The next day at work I told a co-worker what had happened. This man had great respect for the priest and could hardly believe the accusations against him, much less his suicide. In fact, not a day or two after his death, my friend's mother had a dream of a priest coming towards her in church with a message for her son, "Tell him I'm okay." It turns out my friend's mother had never met the priest nor had she heard of his suicide at that point - but when she described him, her description fit that of Fr. Erickson.
I no longer know what to think regarding the case, but I will continue to pray for the priest and the murder victims just the same. - Let the dead bury their dead

The suicide of Ryan Erickson


  1. Hi Terry. What is the significance of the skeleton bishop in the painting?

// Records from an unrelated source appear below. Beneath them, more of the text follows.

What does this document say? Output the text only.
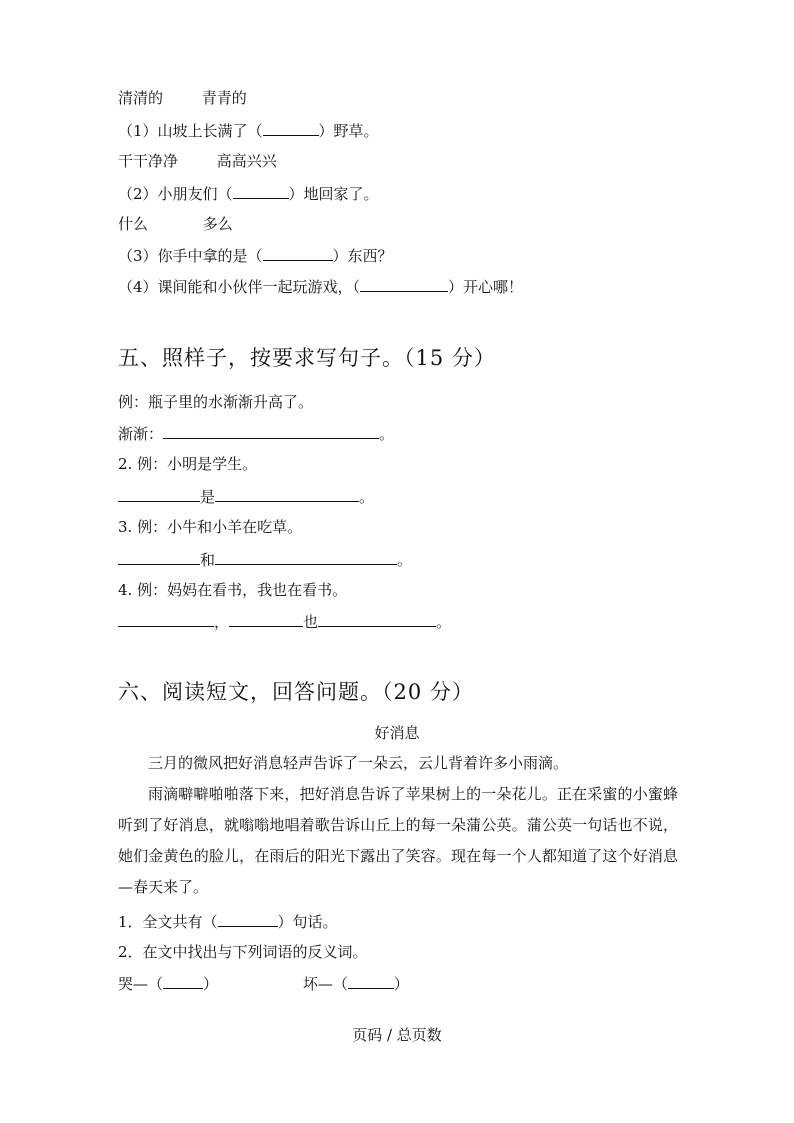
清清的	青青的
（1）山坡上长满了（	）野草。
干干净净	高高兴兴
（2）小朋友们（	）地回家了。
什么	多么
（3）你手中拿的是（	）东西？
（4）课间能和小伙伴一起玩游戏，（	）开心哪！
五、照样子，按要求写句子。（15 分）
例：瓶子里的水渐渐升高了。
渐渐：	。
2. 例：小明是学生。
是	。
3. 例：小牛和小羊在吃草。
和	。
4. 例：妈妈在看书，我也在看书。
，	也	。
六、阅读短文，回答问题。（20 分）
好消息
三月的微风把好消息轻声告诉了一朵云，云儿背着许多小雨滴。
雨滴噼噼啪啪落下来，把好消息告诉了苹果树上的一朵花儿。正在采蜜的小蜜蜂听到了好消息，就嗡嗡地唱着歌告诉山丘上的每一朵蒲公英。蒲公英一句话也不说，她们金黄色的脸儿，在雨后的阳光下露出了笑容。现在每一个人都知道了这个好消息—春天来了。
1．全文共有（	）句话。
2．在文中找出与下列词语的反义词。
哭—（	）	坏—（	）
页码 / 总页数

Is it an implication of the bishop being "dead" to the defense of the priest? Is it the death of a future in the episcopacy?

    1. Maybe. I suppose it may represent that part of the scandal of the bishop cover up - the bishops looking the other way when complaints were made and so on.

  2. Hi Terry, Remember the Linn brothers, both Jesuits in the healing ministry? One left with permission and married: the three continued their ministry. I had gotten their book Healing the Greatest Hurt; they deal with suicide and I think that their approach was the best I've seen. Having had suicides in my extended family, I found the book extremely consoling and healing and orthodox. Also deals with post abortion healing. Your kind reflection on Fr Ryan brings it all back...

    1. I have their book Don't Forgive Too Soon - excellent book!

    2. I don't recall them - I'll look up the book.

      I prayed very much for Fr. Ryan after communion today. Not too long before all of this happened he offered Mass in Rome at San Andrea della Fratte, he had a great devotion to the Immaculate Conception, St. Max Kolbe, and Alphonse Ratisbonne. Wouldn't you know Our Lady wouldn't let him go!

  3. "I do not think the Holy Father bashes his priests." Try telling that good, holy, and traditional priests. All the priests I know tell me that they feel constantly bombarded by the Holy Father - constantly criticized, but never praised, much like an alcoholic Father would treat a son.

    1. I found that out the hard way, I guess. Having grown up with such a dad perhaps that's why I think the pope is just fine. LOL!

  4. I always felt bad for Judas. Probably because I can identify with him. I do hope at that last moment he opened the door to Jesus and repented.

    1. I agree. So much of Judas is to be found in many of us yet while He may still be found (Jesus), we should seek Him.

      I too hope that in those final moments, Judas thought of Jesus and wept as he cried out to Him. I pray that if I ever find myself in Judas's place, I will remember the goodness of the Lord and cry out to Him before it be too late.

    2. Judas always scared me.

    3. And yet he was loved despite himself.